The appeal of passive income means that people come up with all sorts of wacky ideas to try and generate it. I prefer a simple, conventional one: investing in dividend shares. By buying shares in some large, successful companies, I hope to share in their good fortune when they pay dividends.
That can work on a small or large scale. Here is how I would use this approach to target £10,000 a year in passive income, for example.
Setting a target
£10,000 a year is a sizeable chunk of passive income. So it will take quite a bit of capital to generate. If I can invest in shares with a 5% yield – that means the dividend amounts to 5% of the current purchase price – I would need to invest £200,000. That is a lot of money, although it would hopefully set me up with an annual £10,000 passive income stream.
An alternative would be to start with a smaller sum and contribute regularly. That would take me more time to hit my annual income target of £10,000. But it would allow me to work up to it gradually with whatever money I could afford.
Finding the right dividend shares for me
One temptation I would avoid is investing in higher-yielding dividend shares purely so I could aim for the same target with less capital.
Higher yields on shares often indicate higher risks. For example, at the moment mining firms Rio Tinto, Evraz, and Ferrexpo all have yields of 8% or more. In fact, after a plunge in its share price today, Evraz yields an incredible 23%! But clearly there are risks in mining, with some commodity prices near record highs. Mining is a cyclical market, so in future, prices are likely to fall again and so are dividends.
But if I do not just hunt for high yields, how do I select shares for my portfolio? Basically a dividend is a way for a company to distribute free cash flows its business has generated to shareholders.
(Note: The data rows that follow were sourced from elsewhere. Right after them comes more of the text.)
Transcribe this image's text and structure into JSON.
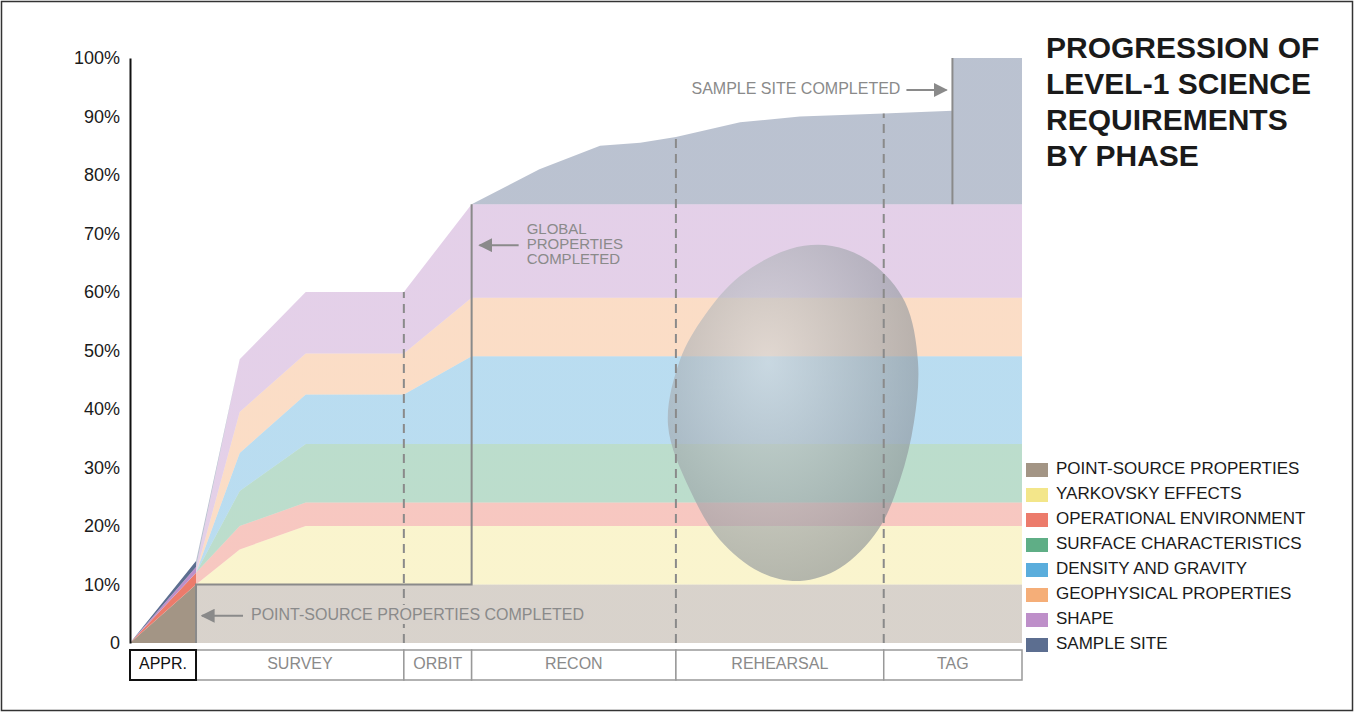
{
  "chart_data": {
    "type": "area",
    "title": "PROGRESSION OF\nLEVEL-1 SCIENCE\nREQUIREMENTS\nBY PHASE",
    "stacked": true,
    "grid": false,
    "legend": "right",
    "xlim": [
      0,
      100
    ],
    "ylim": [
      0,
      100
    ],
    "yticks": [
      0,
      {
        "value": 10,
        "label": "10%"
      },
      {
        "value": 20,
        "label": "20%"
      },
      {
        "value": 30,
        "label": "30%"
      },
      {
        "value": 40,
        "label": "40%"
      },
      {
        "value": 50,
        "label": "50%"
      },
      {
        "value": 60,
        "label": "60%"
      },
      {
        "value": 70,
        "label": "70%"
      },
      {
        "value": 80,
        "label": "80%"
      },
      {
        "value": 90,
        "label": "90%"
      },
      {
        "value": 100,
        "label": "100%"
      }
    ],
    "phases": [
      {
        "name": "APPR.",
        "start": 0,
        "end": 7.4
      },
      {
        "name": "SURVEY",
        "start": 7.4,
        "end": 30.7
      },
      {
        "name": "ORBIT",
        "start": 30.7,
        "end": 38.3
      },
      {
        "name": "RECON",
        "start": 38.3,
        "end": 61.2
      },
      {
        "name": "REHEARSAL",
        "start": 61.2,
        "end": 84.5
      },
      {
        "name": "TAG",
        "start": 84.5,
        "end": 100
      }
    ],
    "x": [
      0,
      7.4,
      12.3,
      19.7,
      30.7,
      38.3,
      45.9,
      52.7,
      57.2,
      61.2,
      68.4,
      75.1,
      84.5,
      92.2,
      92.2,
      100
    ],
    "series": [
      {
        "name": "POINT-SOURCE PROPERTIES",
        "color": "#a39585",
        "values": [
          0,
          10,
          10,
          10,
          10,
          10,
          10,
          10,
          10,
          10,
          10,
          10,
          10,
          10,
          10,
          10
        ]
      },
      {
        "name": "YARKOVSKY EFFECTS",
        "color": "#f3e68a",
        "values": [
          0,
          0,
          6,
          10,
          10,
          10,
          10,
          10,
          10,
          10,
          10,
          10,
          10,
          10,
          10,
          10
        ]
      },
      {
        "name": "OPERATIONAL ENVIRONMENT",
        "color": "#ec7b6b",
        "values": [
          0,
          2,
          4,
          4,
          4,
          4,
          4,
          4,
          4,
          4,
          4,
          4,
          4,
          4,
          4,
          4
        ]
      },
      {
        "name": "SURFACE CHARACTERISTICS",
        "color": "#5fae86",
        "values": [
          0,
          0,
          6,
          10,
          10,
          10,
          10,
          10,
          10,
          10,
          10,
          10,
          10,
          10,
          10,
          10
        ]
      },
      {
        "name": "DENSITY AND GRAVITY",
        "color": "#5aaddc",
        "values": [
          0,
          0,
          6.5,
          8.5,
          8.5,
          15,
          15,
          15,
          15,
          15,
          15,
          15,
          15,
          15,
          15,
          15
        ]
      },
      {
        "name": "GEOPHYSICAL PROPERTIES",
        "color": "#f5ae78",
        "values": [
          0,
          0,
          7,
          7,
          7,
          10,
          10,
          10,
          10,
          10,
          10,
          10,
          10,
          10,
          10,
          10
        ]
      },
      {
        "name": "SHAPE",
        "color": "#be8fc9",
        "values": [
          0,
          1,
          9,
          10.5,
          10.5,
          16,
          16,
          16,
          16,
          16,
          16,
          16,
          16,
          16,
          16,
          16
        ]
      },
      {
        "name": "SAMPLE SITE",
        "color": "#5c6e90",
        "values": [
          0,
          1,
          0,
          0,
          0,
          0,
          6,
          10,
          10.5,
          11.5,
          14,
          15,
          15.5,
          16,
          25,
          25
        ]
      }
    ],
    "annotations": [
      "POINT-SOURCE PROPERTIES COMPLETED",
      "GLOBAL PROPERTIES COMPLETED",
      "SAMPLE SITE COMPLETED"
    ]
  }
}
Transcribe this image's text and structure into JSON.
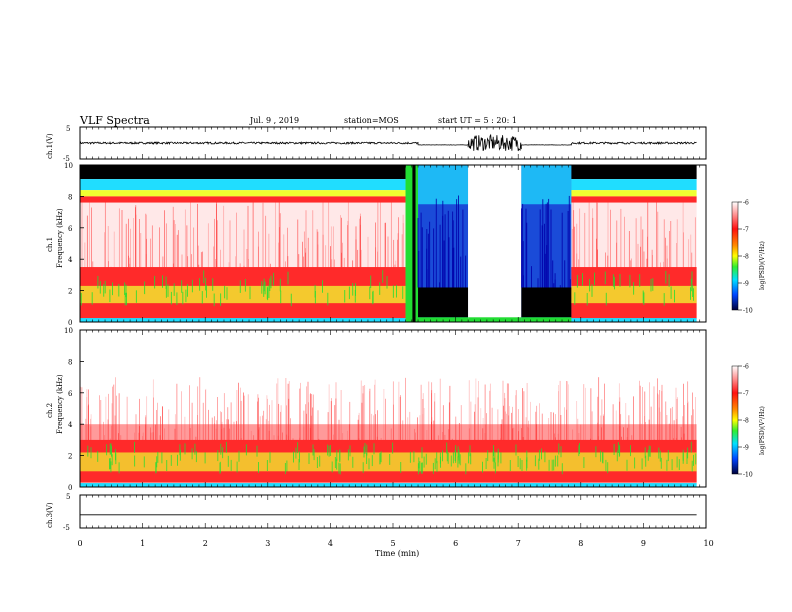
{
  "header": {
    "title": "VLF Spectra",
    "date": "Jul. 9 , 2019",
    "station": "station=MOS",
    "start": "start UT =  5 : 20: 1"
  },
  "colors": {
    "axis": "#000000",
    "noise_red": "#ff2a2a",
    "noise_yellow": "#f0ff30",
    "noise_green": "#22dd33",
    "band_cyan": "#20ddff",
    "deep_blue": "#0000aa",
    "black_band": "#000000"
  },
  "colorbar": {
    "label": "log(PSD)(V²/Hz)",
    "ticks": [
      "-6",
      "-7",
      "-8",
      "-9",
      "-10"
    ]
  },
  "chart_data": [
    {
      "type": "line",
      "panel": "waveform-ch1",
      "ylabel": "ch.1(V)",
      "yticks": [
        "5",
        "-5"
      ],
      "ylim": [
        -5,
        5
      ],
      "segments": [
        {
          "t_start": 0.0,
          "t_end": 5.4,
          "level": 0.0,
          "noise": 0.3
        },
        {
          "t_start": 5.4,
          "t_end": 6.2,
          "level": -0.6,
          "noise": 0.05
        },
        {
          "t_start": 6.2,
          "t_end": 7.05,
          "level": 0.0,
          "noise": 2.5
        },
        {
          "t_start": 7.05,
          "t_end": 7.85,
          "level": -0.6,
          "noise": 0.05
        },
        {
          "t_start": 7.85,
          "t_end": 9.85,
          "level": 0.0,
          "noise": 0.3
        }
      ]
    },
    {
      "type": "heatmap",
      "panel": "spectrogram-ch1",
      "ylabel": "ch.1\nFrequency (kHz)",
      "yticks": [
        "10",
        "8",
        "6",
        "4",
        "2",
        "0"
      ],
      "ylim": [
        0,
        10
      ],
      "regimes": [
        {
          "t_start": 0.0,
          "t_end": 5.2,
          "kind": "normal"
        },
        {
          "t_start": 5.2,
          "t_end": 5.4,
          "kind": "transition"
        },
        {
          "t_start": 5.4,
          "t_end": 6.2,
          "kind": "blue"
        },
        {
          "t_start": 6.2,
          "t_end": 7.05,
          "kind": "white"
        },
        {
          "t_start": 7.05,
          "t_end": 7.85,
          "kind": "blue"
        },
        {
          "t_start": 7.85,
          "t_end": 9.85,
          "kind": "normal"
        }
      ]
    },
    {
      "type": "heatmap",
      "panel": "spectrogram-ch2",
      "ylabel": "ch.2\nFrequency (kHz)",
      "yticks": [
        "10",
        "8",
        "6",
        "4",
        "2",
        "0"
      ],
      "ylim": [
        0,
        10
      ],
      "regimes": [
        {
          "t_start": 0.0,
          "t_end": 9.85,
          "kind": "quiet"
        }
      ]
    },
    {
      "type": "line",
      "panel": "waveform-ch3",
      "ylabel": "ch.3(V)",
      "yticks": [
        "5",
        "-5"
      ],
      "ylim": [
        -5,
        5
      ],
      "segments": [
        {
          "t_start": 0.0,
          "t_end": 9.85,
          "level": -1.0,
          "noise": 0.0
        }
      ]
    }
  ],
  "xaxis": {
    "label": "Time (min)",
    "ticks": [
      "0",
      "1",
      "2",
      "3",
      "4",
      "5",
      "6",
      "7",
      "8",
      "9",
      "10"
    ],
    "xlim": [
      0,
      10
    ]
  }
}
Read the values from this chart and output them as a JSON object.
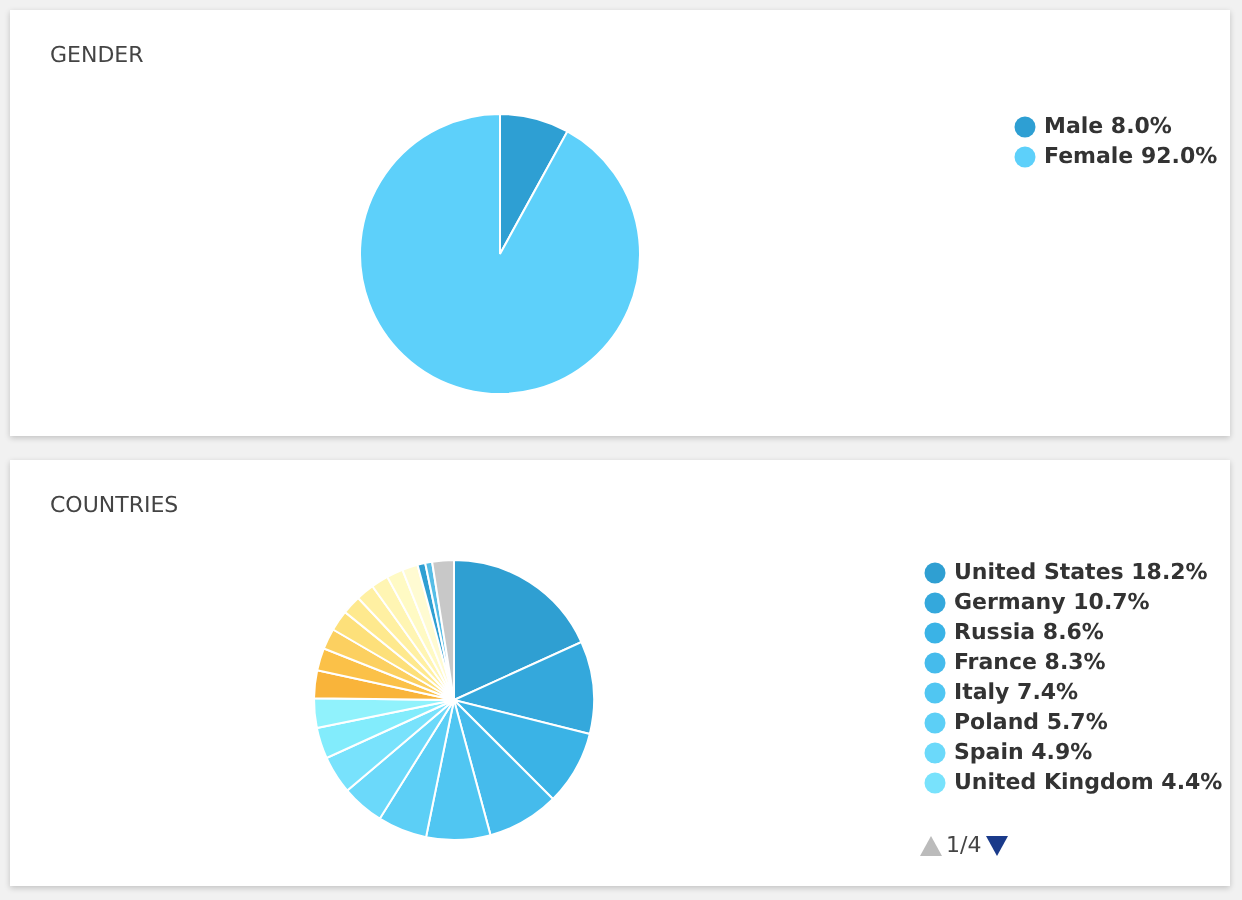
{
  "chart_data": [
    {
      "type": "pie",
      "title": "GENDER",
      "categories": [
        "Male",
        "Female"
      ],
      "values": [
        8.0,
        92.0
      ],
      "value_labels": [
        "8.0%",
        "92.0%"
      ],
      "colors": [
        "#2e9fd3",
        "#5dd0fa"
      ],
      "legend": "right"
    },
    {
      "type": "pie",
      "title": "COUNTRIES",
      "categories": [
        "United States",
        "Germany",
        "Russia",
        "France",
        "Italy",
        "Poland",
        "Spain",
        "United Kingdom",
        null,
        null,
        null,
        null,
        null,
        null,
        null,
        null,
        null,
        null,
        null,
        null,
        null,
        null
      ],
      "values": [
        18.2,
        10.7,
        8.6,
        8.3,
        7.4,
        5.7,
        4.9,
        4.4,
        3.6,
        3.4,
        3.2,
        2.6,
        2.4,
        2.4,
        2.2,
        2.1,
        2.0,
        1.9,
        1.8,
        0.9,
        0.8,
        2.5
      ],
      "value_labels": [
        "18.2%",
        "10.7%",
        "8.6%",
        "8.3%",
        "7.4%",
        "5.7%",
        "4.9%",
        "4.4%",
        null,
        null,
        null,
        null,
        null,
        null,
        null,
        null,
        null,
        null,
        null,
        null,
        null,
        null
      ],
      "colors": [
        "#2f9fd2",
        "#34a8dc",
        "#3ab3e6",
        "#45bbec",
        "#50c6f2",
        "#5ccff6",
        "#6bd9fa",
        "#78e2fc",
        "#82ecfc",
        "#90f2fc",
        "#f9b43a",
        "#fbc148",
        "#fcd060",
        "#fde07a",
        "#fee98e",
        "#fff0a2",
        "#fff5b3",
        "#fffac4",
        "#fffbd2",
        "#2f9fd2",
        "#56bde6",
        "#c8c8c8"
      ],
      "legend": "right",
      "annotations": [
        "1/4"
      ]
    }
  ]
}
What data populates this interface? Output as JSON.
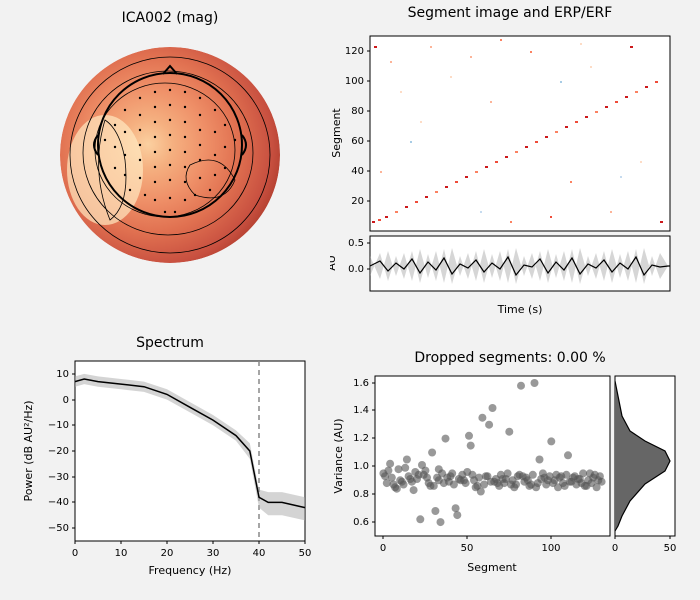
{
  "background_color": "#f2f2f2",
  "topomap": {
    "title": "ICA002 (mag)",
    "title_fontsize": 14,
    "colormap_stops": [
      "#6d0000",
      "#a03020",
      "#c85040",
      "#e07050",
      "#ef9068",
      "#f5b080",
      "#fbd0a0",
      "#ffe8c0",
      "#fff5e0"
    ],
    "sensor_color": "#000000",
    "outline_color": "#000000",
    "contour_color": "#000000"
  },
  "segment_image": {
    "title": "Segment image and ERP/ERF",
    "title_fontsize": 14,
    "ylabel": "Segment",
    "xlabel": "Time (s)",
    "au_label": "AU",
    "yticks": [
      20,
      40,
      60,
      80,
      100,
      120
    ],
    "ylim": [
      0,
      130
    ],
    "au_ticks": [
      0.0,
      0.5
    ],
    "heatmap_colors": [
      "#fff5f0",
      "#fddcc6",
      "#fcb499",
      "#fb8262",
      "#ef4d3a",
      "#cc191c",
      "#99000d"
    ],
    "erp_line_color": "#000000",
    "erp_fill_color": "#999999",
    "erp_fill_opacity": 0.4
  },
  "spectrum": {
    "title": "Spectrum",
    "title_fontsize": 14,
    "xlabel": "Frequency (Hz)",
    "ylabel": "Power (dB AU²/Hz)",
    "xlim": [
      0,
      50
    ],
    "ylim": [
      -55,
      15
    ],
    "xticks": [
      0,
      10,
      20,
      30,
      40,
      50
    ],
    "yticks": [
      -50,
      -40,
      -30,
      -20,
      -10,
      0,
      10
    ],
    "line_color": "#000000",
    "fill_color": "#aaaaaa",
    "fill_opacity": 0.5,
    "vline_x": 40,
    "vline_color": "#888888",
    "vline_dash": "5,4",
    "data_x": [
      0,
      2,
      5,
      10,
      15,
      20,
      25,
      30,
      35,
      38,
      40,
      42,
      45,
      50
    ],
    "data_y": [
      7,
      8,
      7,
      6,
      5,
      2,
      -3,
      -8,
      -14,
      -20,
      -38,
      -40,
      -40,
      -42
    ],
    "band_upper": [
      9,
      10,
      9,
      8,
      7,
      4,
      -1,
      -6,
      -12,
      -17,
      -35,
      -36,
      -36,
      -38
    ],
    "band_lower": [
      5,
      6,
      5,
      4,
      3,
      0,
      -5,
      -10,
      -16,
      -23,
      -42,
      -45,
      -45,
      -47
    ]
  },
  "variance": {
    "title": "Dropped segments: 0.00 %",
    "title_fontsize": 14,
    "xlabel": "Segment",
    "ylabel": "Variance (AU)",
    "xlim": [
      -5,
      135
    ],
    "ylim": [
      0.5,
      1.65
    ],
    "xticks": [
      0,
      50,
      100
    ],
    "yticks": [
      0.6,
      0.8,
      1.0,
      1.2,
      1.4,
      1.6
    ],
    "marker_color": "#555555",
    "marker_opacity": 0.6,
    "marker_size": 4,
    "hist_xlim": [
      0,
      55
    ],
    "hist_xticks": [
      0,
      50
    ],
    "hist_fill": "#666666",
    "hist_line": "#000000",
    "scatter_x": [
      0,
      2,
      4,
      5,
      7,
      9,
      10,
      12,
      14,
      15,
      17,
      19,
      20,
      22,
      24,
      25,
      27,
      29,
      30,
      32,
      33,
      34,
      35,
      37,
      39,
      40,
      42,
      44,
      45,
      47,
      49,
      50,
      52,
      54,
      55,
      57,
      59,
      60,
      62,
      64,
      65,
      67,
      69,
      70,
      72,
      74,
      75,
      77,
      79,
      80,
      82,
      84,
      85,
      87,
      89,
      90,
      92,
      94,
      95,
      97,
      99,
      100,
      102,
      104,
      105,
      107,
      109,
      110,
      112,
      114,
      115,
      117,
      119,
      120,
      122,
      124,
      125,
      127,
      129,
      130,
      3,
      8,
      13,
      18,
      23,
      28,
      33,
      38,
      43,
      48,
      53,
      58,
      63,
      68,
      73,
      78,
      83,
      88,
      93,
      98,
      103,
      108,
      113,
      118,
      123,
      128,
      1,
      6,
      11,
      16,
      21,
      26,
      31,
      36,
      41,
      46,
      51,
      56,
      61,
      66,
      71,
      76,
      81,
      86,
      91,
      96,
      101,
      106,
      111,
      116,
      121,
      126
    ],
    "scatter_y": [
      0.95,
      0.88,
      1.02,
      0.92,
      0.85,
      0.98,
      0.9,
      0.87,
      1.05,
      0.93,
      0.89,
      0.96,
      0.91,
      0.62,
      0.94,
      0.97,
      0.88,
      1.1,
      0.86,
      0.92,
      0.9,
      0.6,
      0.95,
      1.2,
      0.89,
      0.93,
      0.87,
      0.65,
      0.91,
      0.94,
      0.88,
      0.96,
      1.15,
      0.9,
      0.85,
      0.92,
      1.35,
      0.87,
      0.93,
      0.89,
      1.42,
      0.91,
      0.86,
      0.94,
      0.88,
      0.95,
      1.25,
      0.9,
      0.87,
      0.93,
      1.58,
      0.89,
      0.92,
      0.86,
      0.94,
      1.6,
      0.88,
      0.91,
      0.95,
      0.87,
      0.93,
      1.18,
      0.9,
      0.85,
      0.92,
      0.88,
      0.94,
      1.08,
      0.89,
      0.93,
      0.87,
      0.91,
      0.95,
      0.86,
      0.9,
      0.88,
      0.92,
      0.85,
      0.93,
      0.89,
      0.97,
      0.84,
      0.99,
      0.83,
      1.01,
      0.86,
      0.98,
      0.92,
      0.7,
      0.9,
      0.94,
      0.82,
      1.3,
      0.88,
      0.91,
      0.85,
      0.93,
      0.87,
      1.05,
      0.9,
      0.94,
      0.86,
      0.92,
      0.88,
      0.95,
      0.9,
      0.93,
      0.87,
      0.89,
      0.91,
      0.94,
      0.92,
      0.68,
      0.88,
      0.95,
      0.9,
      1.22,
      0.86,
      0.93,
      0.89,
      0.91,
      0.87,
      0.94,
      0.9,
      0.85,
      0.92,
      0.88,
      0.93,
      0.89,
      0.91,
      0.86,
      0.94
    ]
  }
}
So, I look for companies with sustainable competitive advantages I think it can use to generate substantial cash flows to support future dividends. If shares offer high yields that could be good for my passive income streams – but I do not look just for high yields.
Investing for passive income
Once I have found such shares, I would buy them for my portfolio. To reduce my risk, I would diversify across different companies and business areas. For example, I like both Imperial Brands and British American Tobacco as passive income ideas for my portfolio. But both are tobacco companies, so face similar risks such as declining revenues as people stop smoking.
If I was investing £200,000 across 20 shares I might find owning two tobacco shares to be within my risk tolerance. But if I was only buying shares in five or six different companies, for example, I would not want to concentrate my risk that much.
Having identified the diversified set of shares I want, I would buy them then sit back and wait hoping for my passive income to start piling up. It really is that simple!